Nach meinem vorbereiteten Frühstück ging es ein letztes mal in die Wechselzone um das Bike zu checken und dann direkt zum Start im Hafen Kalmar.

Nervös aber zuversichtlich eine schönes Rennen zu haben, hat mich auch die Ansage des Speakers nicht geschockt, dass nach dem letzten Gewitter die Ostsee nur noch 16,4 Grad hat. Ich war eher nochmals erstaunt, dass ich tatsächlich gut geschlafen hatte.

7 Uhr Start und los ging es zu meinem ersten OpenWater schwimmen über 3,8 km. Die Ostsee war mit Nebel überdeckt und man hatte ca. 200m Sichtweite.

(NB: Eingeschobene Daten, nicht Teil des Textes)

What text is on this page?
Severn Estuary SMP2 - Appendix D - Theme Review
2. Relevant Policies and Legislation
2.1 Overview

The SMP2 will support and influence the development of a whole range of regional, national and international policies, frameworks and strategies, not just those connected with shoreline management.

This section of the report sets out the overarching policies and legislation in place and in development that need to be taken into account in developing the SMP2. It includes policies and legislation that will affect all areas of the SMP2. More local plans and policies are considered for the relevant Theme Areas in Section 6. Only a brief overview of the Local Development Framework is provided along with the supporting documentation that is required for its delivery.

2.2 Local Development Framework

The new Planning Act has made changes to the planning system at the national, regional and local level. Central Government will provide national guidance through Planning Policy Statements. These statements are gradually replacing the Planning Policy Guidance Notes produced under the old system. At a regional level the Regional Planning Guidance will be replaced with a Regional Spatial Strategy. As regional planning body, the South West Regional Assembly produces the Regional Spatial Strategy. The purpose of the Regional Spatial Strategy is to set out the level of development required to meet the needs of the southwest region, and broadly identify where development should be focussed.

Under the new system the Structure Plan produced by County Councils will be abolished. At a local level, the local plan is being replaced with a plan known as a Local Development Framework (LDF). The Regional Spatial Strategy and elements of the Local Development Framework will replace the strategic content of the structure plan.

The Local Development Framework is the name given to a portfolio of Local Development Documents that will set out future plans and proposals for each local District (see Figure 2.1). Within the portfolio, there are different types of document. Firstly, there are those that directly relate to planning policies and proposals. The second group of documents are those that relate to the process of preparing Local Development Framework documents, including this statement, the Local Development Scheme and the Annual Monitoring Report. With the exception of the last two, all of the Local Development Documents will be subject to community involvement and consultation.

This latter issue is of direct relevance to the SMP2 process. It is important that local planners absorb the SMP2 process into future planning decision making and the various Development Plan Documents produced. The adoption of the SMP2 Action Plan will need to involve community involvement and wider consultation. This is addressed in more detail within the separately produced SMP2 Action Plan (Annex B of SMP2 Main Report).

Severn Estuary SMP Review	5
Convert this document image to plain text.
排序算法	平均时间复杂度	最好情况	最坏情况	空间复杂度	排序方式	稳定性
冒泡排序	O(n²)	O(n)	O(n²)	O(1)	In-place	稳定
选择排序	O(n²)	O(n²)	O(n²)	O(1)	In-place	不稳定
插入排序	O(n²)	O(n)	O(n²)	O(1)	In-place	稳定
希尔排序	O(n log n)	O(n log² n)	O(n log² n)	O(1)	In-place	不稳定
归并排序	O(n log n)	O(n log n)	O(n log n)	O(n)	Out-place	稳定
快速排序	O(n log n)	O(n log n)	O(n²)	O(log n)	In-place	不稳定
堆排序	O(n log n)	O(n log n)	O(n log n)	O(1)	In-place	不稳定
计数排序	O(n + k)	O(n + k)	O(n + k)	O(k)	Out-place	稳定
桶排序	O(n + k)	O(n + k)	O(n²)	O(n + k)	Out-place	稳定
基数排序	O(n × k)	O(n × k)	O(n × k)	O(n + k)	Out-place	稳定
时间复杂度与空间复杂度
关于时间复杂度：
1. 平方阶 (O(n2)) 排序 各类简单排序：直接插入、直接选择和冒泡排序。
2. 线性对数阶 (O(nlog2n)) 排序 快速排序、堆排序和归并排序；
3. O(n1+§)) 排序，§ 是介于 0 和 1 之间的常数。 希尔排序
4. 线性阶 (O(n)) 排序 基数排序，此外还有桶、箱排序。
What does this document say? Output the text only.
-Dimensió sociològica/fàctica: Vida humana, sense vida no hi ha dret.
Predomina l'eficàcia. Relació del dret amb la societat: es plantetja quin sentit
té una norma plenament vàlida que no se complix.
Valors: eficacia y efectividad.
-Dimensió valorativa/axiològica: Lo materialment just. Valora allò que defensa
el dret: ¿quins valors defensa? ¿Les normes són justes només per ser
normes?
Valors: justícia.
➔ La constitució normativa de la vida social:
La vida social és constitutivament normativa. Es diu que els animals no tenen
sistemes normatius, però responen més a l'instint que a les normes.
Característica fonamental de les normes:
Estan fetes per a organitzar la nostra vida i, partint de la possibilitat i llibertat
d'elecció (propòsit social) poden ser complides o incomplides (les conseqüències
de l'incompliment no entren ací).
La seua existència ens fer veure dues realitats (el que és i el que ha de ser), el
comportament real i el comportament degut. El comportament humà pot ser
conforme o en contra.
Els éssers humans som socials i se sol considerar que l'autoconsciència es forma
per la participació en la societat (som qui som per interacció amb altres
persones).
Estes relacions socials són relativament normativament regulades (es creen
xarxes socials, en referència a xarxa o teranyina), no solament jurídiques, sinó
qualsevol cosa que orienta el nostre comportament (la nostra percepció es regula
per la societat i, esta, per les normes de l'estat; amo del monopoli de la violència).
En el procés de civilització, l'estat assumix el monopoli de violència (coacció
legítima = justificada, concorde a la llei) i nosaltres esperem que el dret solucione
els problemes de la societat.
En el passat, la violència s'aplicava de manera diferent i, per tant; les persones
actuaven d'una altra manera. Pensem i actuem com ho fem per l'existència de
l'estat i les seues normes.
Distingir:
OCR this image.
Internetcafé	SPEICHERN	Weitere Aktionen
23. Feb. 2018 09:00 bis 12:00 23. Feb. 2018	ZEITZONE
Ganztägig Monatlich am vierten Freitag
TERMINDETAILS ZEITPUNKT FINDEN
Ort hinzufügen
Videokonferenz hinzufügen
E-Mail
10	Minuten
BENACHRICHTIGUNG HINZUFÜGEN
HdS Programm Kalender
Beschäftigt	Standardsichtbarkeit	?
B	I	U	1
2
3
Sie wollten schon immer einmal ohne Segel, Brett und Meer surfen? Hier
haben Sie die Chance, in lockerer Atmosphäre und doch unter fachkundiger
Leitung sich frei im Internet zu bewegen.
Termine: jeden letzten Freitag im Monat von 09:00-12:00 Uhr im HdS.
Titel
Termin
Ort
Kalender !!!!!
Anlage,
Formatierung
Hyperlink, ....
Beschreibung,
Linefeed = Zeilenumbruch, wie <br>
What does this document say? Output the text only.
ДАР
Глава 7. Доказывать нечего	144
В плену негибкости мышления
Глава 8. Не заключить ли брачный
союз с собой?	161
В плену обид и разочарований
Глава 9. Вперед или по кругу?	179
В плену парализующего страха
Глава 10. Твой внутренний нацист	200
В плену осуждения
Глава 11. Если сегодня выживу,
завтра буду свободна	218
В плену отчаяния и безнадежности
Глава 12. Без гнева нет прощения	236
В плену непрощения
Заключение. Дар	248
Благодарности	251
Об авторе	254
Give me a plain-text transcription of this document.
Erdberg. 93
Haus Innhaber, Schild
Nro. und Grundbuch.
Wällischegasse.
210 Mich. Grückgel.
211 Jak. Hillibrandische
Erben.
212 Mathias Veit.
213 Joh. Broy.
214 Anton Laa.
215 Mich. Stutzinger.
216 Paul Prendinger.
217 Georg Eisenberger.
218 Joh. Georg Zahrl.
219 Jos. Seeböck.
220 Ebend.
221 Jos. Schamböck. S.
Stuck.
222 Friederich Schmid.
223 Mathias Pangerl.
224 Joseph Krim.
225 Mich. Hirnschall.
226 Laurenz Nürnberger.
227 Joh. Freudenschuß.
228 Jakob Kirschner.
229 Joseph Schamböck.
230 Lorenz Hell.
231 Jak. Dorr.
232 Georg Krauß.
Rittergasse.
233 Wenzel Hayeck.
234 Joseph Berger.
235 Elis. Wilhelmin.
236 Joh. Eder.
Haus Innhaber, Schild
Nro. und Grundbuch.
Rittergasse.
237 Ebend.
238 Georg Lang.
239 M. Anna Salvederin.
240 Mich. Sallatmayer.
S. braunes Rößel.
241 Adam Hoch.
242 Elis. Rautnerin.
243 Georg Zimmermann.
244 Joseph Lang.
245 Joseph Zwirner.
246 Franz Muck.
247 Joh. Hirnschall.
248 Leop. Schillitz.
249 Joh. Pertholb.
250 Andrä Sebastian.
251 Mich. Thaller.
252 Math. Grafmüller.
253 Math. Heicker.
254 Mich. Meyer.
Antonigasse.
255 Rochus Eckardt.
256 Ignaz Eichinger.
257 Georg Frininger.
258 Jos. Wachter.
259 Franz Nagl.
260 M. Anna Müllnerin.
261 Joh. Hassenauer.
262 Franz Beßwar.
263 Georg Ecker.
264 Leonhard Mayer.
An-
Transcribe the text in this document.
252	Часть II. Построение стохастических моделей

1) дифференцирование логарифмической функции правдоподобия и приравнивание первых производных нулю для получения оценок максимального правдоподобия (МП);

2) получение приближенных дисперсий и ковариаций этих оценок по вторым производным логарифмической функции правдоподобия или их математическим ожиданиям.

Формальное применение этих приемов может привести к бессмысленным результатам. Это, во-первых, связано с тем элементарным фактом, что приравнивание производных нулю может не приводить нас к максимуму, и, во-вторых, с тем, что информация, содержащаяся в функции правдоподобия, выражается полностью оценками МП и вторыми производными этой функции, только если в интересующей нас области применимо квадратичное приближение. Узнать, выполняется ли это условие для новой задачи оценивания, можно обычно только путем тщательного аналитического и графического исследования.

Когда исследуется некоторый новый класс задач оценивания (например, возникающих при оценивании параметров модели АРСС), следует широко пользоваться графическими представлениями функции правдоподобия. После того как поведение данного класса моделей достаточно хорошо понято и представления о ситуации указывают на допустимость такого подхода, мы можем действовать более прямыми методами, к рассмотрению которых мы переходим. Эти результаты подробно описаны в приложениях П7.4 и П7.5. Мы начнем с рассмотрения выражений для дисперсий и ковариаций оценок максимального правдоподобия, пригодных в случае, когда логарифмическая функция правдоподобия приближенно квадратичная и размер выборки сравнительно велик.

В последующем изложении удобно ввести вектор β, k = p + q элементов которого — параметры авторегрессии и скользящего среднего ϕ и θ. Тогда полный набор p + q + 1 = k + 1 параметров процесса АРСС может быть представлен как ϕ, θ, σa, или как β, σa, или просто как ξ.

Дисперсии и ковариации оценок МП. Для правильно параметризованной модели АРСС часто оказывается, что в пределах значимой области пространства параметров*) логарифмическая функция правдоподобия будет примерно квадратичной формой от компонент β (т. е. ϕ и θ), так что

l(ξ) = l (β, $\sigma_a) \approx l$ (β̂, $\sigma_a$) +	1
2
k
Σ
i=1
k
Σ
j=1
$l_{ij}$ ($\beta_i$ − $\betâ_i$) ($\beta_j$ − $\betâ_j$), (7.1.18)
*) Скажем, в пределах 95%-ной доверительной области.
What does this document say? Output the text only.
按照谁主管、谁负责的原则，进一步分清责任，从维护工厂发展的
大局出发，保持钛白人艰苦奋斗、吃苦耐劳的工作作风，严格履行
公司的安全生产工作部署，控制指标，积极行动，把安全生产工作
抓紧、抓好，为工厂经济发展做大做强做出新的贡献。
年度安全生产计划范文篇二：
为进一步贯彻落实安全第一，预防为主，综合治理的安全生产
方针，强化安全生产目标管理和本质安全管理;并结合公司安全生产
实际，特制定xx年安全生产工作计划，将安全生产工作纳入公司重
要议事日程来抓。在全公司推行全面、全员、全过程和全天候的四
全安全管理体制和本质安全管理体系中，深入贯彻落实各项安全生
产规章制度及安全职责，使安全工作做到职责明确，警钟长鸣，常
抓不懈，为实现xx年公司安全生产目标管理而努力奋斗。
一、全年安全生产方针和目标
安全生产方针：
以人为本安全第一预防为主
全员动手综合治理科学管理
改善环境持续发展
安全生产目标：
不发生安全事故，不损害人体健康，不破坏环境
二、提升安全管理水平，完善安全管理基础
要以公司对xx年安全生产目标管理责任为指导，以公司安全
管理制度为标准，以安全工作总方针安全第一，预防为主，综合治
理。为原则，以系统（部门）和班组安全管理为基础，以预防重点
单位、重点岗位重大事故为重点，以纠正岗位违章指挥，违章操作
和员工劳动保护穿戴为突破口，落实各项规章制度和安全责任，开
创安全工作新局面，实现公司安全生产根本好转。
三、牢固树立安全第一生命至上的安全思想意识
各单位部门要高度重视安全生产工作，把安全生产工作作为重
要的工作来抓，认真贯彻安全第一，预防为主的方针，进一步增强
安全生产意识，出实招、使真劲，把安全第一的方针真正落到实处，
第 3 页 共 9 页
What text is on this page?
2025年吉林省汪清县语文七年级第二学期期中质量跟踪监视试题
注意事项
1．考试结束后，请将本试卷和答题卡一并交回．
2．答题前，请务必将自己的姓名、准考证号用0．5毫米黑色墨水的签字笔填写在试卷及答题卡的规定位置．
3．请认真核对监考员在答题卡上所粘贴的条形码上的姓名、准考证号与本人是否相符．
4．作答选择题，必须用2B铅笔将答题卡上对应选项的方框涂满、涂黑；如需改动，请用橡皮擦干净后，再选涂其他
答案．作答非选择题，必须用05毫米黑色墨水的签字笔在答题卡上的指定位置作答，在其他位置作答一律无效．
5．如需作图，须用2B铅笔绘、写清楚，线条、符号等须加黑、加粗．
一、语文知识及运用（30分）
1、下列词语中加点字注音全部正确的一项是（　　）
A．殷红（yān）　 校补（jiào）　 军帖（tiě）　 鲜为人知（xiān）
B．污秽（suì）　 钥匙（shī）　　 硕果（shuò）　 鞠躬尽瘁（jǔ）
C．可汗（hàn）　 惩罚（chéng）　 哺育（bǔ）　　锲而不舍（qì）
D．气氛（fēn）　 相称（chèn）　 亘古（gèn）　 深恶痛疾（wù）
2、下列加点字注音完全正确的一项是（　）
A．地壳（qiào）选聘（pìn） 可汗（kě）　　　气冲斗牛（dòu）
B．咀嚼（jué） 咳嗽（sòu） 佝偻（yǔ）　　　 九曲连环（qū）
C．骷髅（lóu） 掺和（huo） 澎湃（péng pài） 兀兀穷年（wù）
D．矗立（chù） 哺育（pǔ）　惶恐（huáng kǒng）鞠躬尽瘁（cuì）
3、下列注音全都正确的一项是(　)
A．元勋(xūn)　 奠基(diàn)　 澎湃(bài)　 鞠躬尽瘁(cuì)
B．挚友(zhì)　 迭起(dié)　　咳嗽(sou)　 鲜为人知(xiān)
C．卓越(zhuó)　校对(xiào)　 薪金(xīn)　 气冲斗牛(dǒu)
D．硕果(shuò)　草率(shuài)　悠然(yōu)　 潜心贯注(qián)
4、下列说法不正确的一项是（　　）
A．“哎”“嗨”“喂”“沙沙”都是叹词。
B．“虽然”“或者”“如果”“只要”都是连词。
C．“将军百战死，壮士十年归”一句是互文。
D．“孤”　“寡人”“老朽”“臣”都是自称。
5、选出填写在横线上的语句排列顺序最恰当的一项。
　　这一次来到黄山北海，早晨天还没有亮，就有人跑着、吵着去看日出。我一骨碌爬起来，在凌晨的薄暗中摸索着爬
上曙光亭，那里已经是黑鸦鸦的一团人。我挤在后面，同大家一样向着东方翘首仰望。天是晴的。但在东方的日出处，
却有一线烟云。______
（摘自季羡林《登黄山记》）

Da ich diese Saison schon bei 14,9 Grad und 16 Grad längere Schwimmstrecken im Wettkampf absolviert hatte, kam ich erstaunlich gut mit der Wassertemperatur zurecht. Ebenfalls das Orientieren zwischen den Athleten hat, auch dank des Rollingstart, sehr gut funktioniert und so habe ich meinen Rhythmus vom Kanalschwimmen wieder angeschlagen und kam gefühlt sehr gut voran.

Während des ersten Kilometer war ich von den vielen Boten die mit Zuschauern beladen an der Strecke standen extrem beeindruckt und es hat richtig Spass gemacht die Strecke zu schwimmen.

Ich hatte ein sehr gutes Gefühl im Wasser und immer noch eine kleine Temporeserve als ich durch den Nebel vor mir das Ufer sah. Der erste Wendepunkt und damit  ca. ein drittel der Strecke war geschafft.

Auf dem Rückweg Richtung Hafen hat langsam die Sonne etwas durch den Nebel gedrückt und die Sicht wurde etwas besser. Zurück am Hafen ist es zwischen den Boten und der Hafenmauer etwas eng geworden und der Athletenstrom hat mich in Richtung der Hafenmauer gedrückt. Für mich der Zeitpunkt um meine Reserve zu zünden und mit einer guten Übersicht wieder in eine Lücke auf der offenen Seite zu schwimmen. Zurück im Rhythmus ging es auf die letzten Meter der Strecke welche eine Woche zuvor die ersten Meter vom Kanalschwimmen waren.

Nach einer Stunde und knapp 4 Minuten bin ich aus dem Wasser gestiegen und das Schwimmen war erledigt. Erfreut über meine Zeit die 6 Minuten unter meiner Zielzeit lag ging es zum Kleiderwechsel und aufs Rad.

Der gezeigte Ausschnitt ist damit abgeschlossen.